From 2000 to 2018, the researchers found, the rate at which men received erectile dysfunction drug prescriptions increased tenfold among the entire group while soaring twentyfold among those on nitrates. By the last five years of the study period, 9 percent of those in the latter group filled at least one prescription for a drug such as Viagra within three years of having started nitrates.

The authors looked at health outcomes during periods when the men received prescriptions for both drug types and compared them to outcomes during stretches when they received just one such medication. The data suggested that receiving concurrent prescriptions for the two drug classes wasn’t associated with any increase in heart health problems, such as cardiac arrest, heart attack or stroke.

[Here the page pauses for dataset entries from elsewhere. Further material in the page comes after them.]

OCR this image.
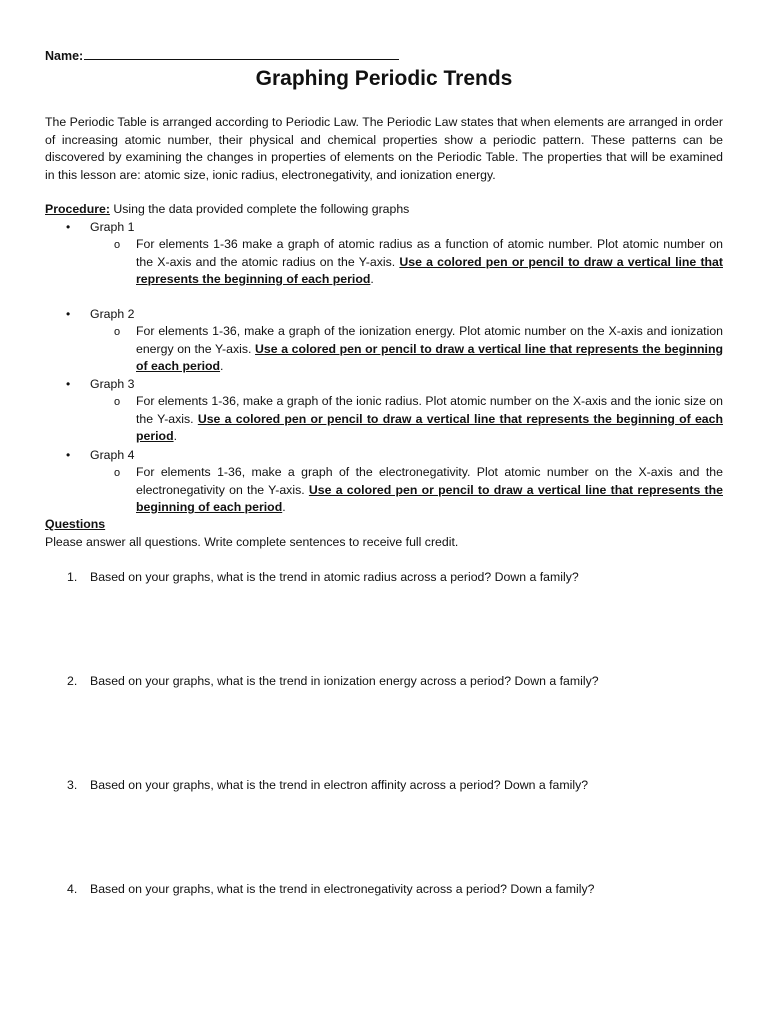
Name:
Graphing Periodic Trends

The Periodic Table is arranged according to Periodic Law. The Periodic Law states that when elements are arranged in order of increasing atomic number, their physical and chemical properties show a periodic pattern. These patterns can be discovered by examining the changes in properties of elements on the Periodic Table. The properties that will be examined in this lesson are: atomic size, ionic radius, electronegativity, and ionization energy.

Procedure: Using the data provided complete the following graphs
• Graph 1
o For elements 1-36 make a graph of atomic radius as a function of atomic number. Plot atomic number on the X-axis and the atomic radius on the Y-axis. Use a colored pen or pencil to draw a vertical line that represents the beginning of each period.

• Graph 2
o For elements 1-36, make a graph of the ionization energy. Plot atomic number on the X-axis and ionization energy on the Y-axis. Use a colored pen or pencil to draw a vertical line that represents the beginning of each period.

• Graph 3
o For elements 1-36, make a graph of the ionic radius. Plot atomic number on the X-axis and the ionic size on the Y-axis. Use a colored pen or pencil to draw a vertical line that represents the beginning of each period.

• Graph 4
o For elements 1-36, make a graph of the electronegativity. Plot atomic number on the X-axis and the electronegativity on the Y-axis. Use a colored pen or pencil to draw a vertical line that represents the beginning of each period.

Questions
Please answer all questions. Write complete sentences to receive full credit.
1. Based on your graphs, what is the trend in atomic radius across a period? Down a family?
2. Based on your graphs, what is the trend in ionization energy across a period? Down a family?
3. Based on your graphs, what is the trend in electron affinity across a period? Down a family?
4. Based on your graphs, what is the trend in electronegativity across a period? Down a family?
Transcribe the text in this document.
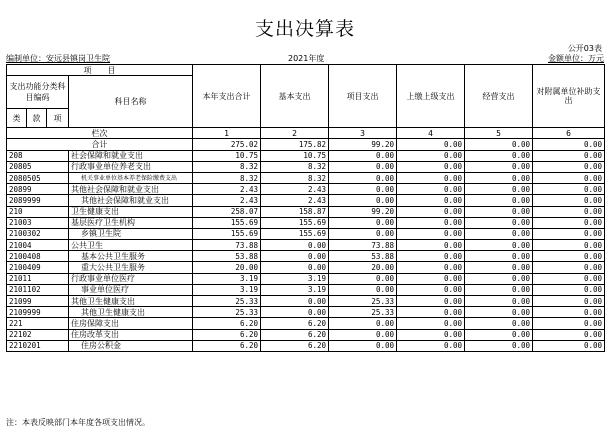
支出决算表
公开03表
编制单位：安远县镇岗卫生院	2021年度	金额单位：万元
项　　目				本年支出合计	基本支出	项目支出	上缴上级支出	经营支出	对附属单位补助支出
支出功能分类科目编码			科目名称						
类	款	项							
栏次				1	2	3	4	5	6
合计				275.02	175.82	99.20	0.00	0.00	0.00
208			社会保障和就业支出	10.75	10.75	0.00	0.00	0.00	0.00
20805			行政事业单位养老支出	8.32	8.32	0.00	0.00	0.00	0.00
2080505			机关事业单位基本养老保险缴费支出	8.32	8.32	0.00	0.00	0.00	0.00
20899			其他社会保障和就业支出	2.43	2.43	0.00	0.00	0.00	0.00
2089999			其他社会保障和就业支出	2.43	2.43	0.00	0.00	0.00	0.00
210			卫生健康支出	258.07	158.87	99.20	0.00	0.00	0.00
21003			基层医疗卫生机构	155.69	155.69	0.00	0.00	0.00	0.00
2100302			乡镇卫生院	155.69	155.69	0.00	0.00	0.00	0.00
21004			公共卫生	73.88	0.00	73.88	0.00	0.00	0.00
2100408			基本公共卫生服务	53.88	0.00	53.88	0.00	0.00	0.00
2100409			重大公共卫生服务	20.00	0.00	20.00	0.00	0.00	0.00
21011			行政事业单位医疗	3.19	3.19	0.00	0.00	0.00	0.00
2101102			事业单位医疗	3.19	3.19	0.00	0.00	0.00	0.00
21099			其他卫生健康支出	25.33	0.00	25.33	0.00	0.00	0.00
2109999			其他卫生健康支出	25.33	0.00	25.33	0.00	0.00	0.00
221			住房保障支出	6.20	6.20	0.00	0.00	0.00	0.00
22102			住房改革支出	6.20	6.20	0.00	0.00	0.00	0.00
2210201			住房公积金	6.20	6.20	0.00	0.00	0.00	0.00
注：本表反映部门本年度各项支出情况。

Kloner, who wasn’t involved with the research, said the findings suggest “that health care providers are likely becoming more comfortable co-prescribing these two classes of drugs despite the guidelines and are at least educating their patients about not taking them right at same time.”

The study is limited by the fact that the study authors couldn’t know for sure when men were actually taking each of the medications. But when they adjusted their analysis to focus on periods from one to four weeks after the men received new erectile dysfunction drug prescriptions, the findings held.

The authors suggest that it’s also possible that some men may, indeed, experience drops in blood pressure from taking both drugs but that that doesn’t lead to health problems substantial enough for them to visit an emergency room. The researchers had access only to hospital data, not to medical records from general practitioners.

The study also couldn’t account for drugs men obtained on the black market — a common practice among those seeking medications like Viagra. 

A U.S. study from the drugmaker Sanofi, published in The Journal of Sexual Medicine in August, reached similar findings. The pharma researchers analyzed electronic medical records covering 2012 to 2016 from more than 168,000 U.S. men who had at least one erectile dysfunction drug prescription. Out of 480,000 men who had one or more nitrate prescriptions, 3,167 received medications from both drug classes during overlapping periods — without any apparent increased risk of cardiovascular health problems.

The study also had access to health care providers’ appointment notes. Those records indicated that in perhaps half of the co-prescription cases, the physicians did caution their patients about the dangers of taking the medications together or instructed them about mitigating the risk of drug interactions.

Holt stressed that men’s sexual health and well-being are as important as the rest of their physical health.

“You can definitely possess both drugs,” Holt advised men who are candidates for both nitrates and erectile dysfunction medications. “But certainly don’t take them at the same time. We don’t have evidence that that’s safe.”

Raymond Rosen, an adjunct full professor of psychiatry and behavioral services at the University of California, San Francisco School of Medicine, said, “Erectile dysfunction drugs like Viagra have been a boon to many men and their partners who suffer from this common but potentially disruptive male disorder.”

“New evidence,” said Rosen, who wasn’t involved in either of the recent studies, “has challenged this long-held belief” that men can’t take both nitrates and erectile dysfunction drugs. 

Still, he said, “men should always consult with their physician or health provider before making changes in either of these medications.”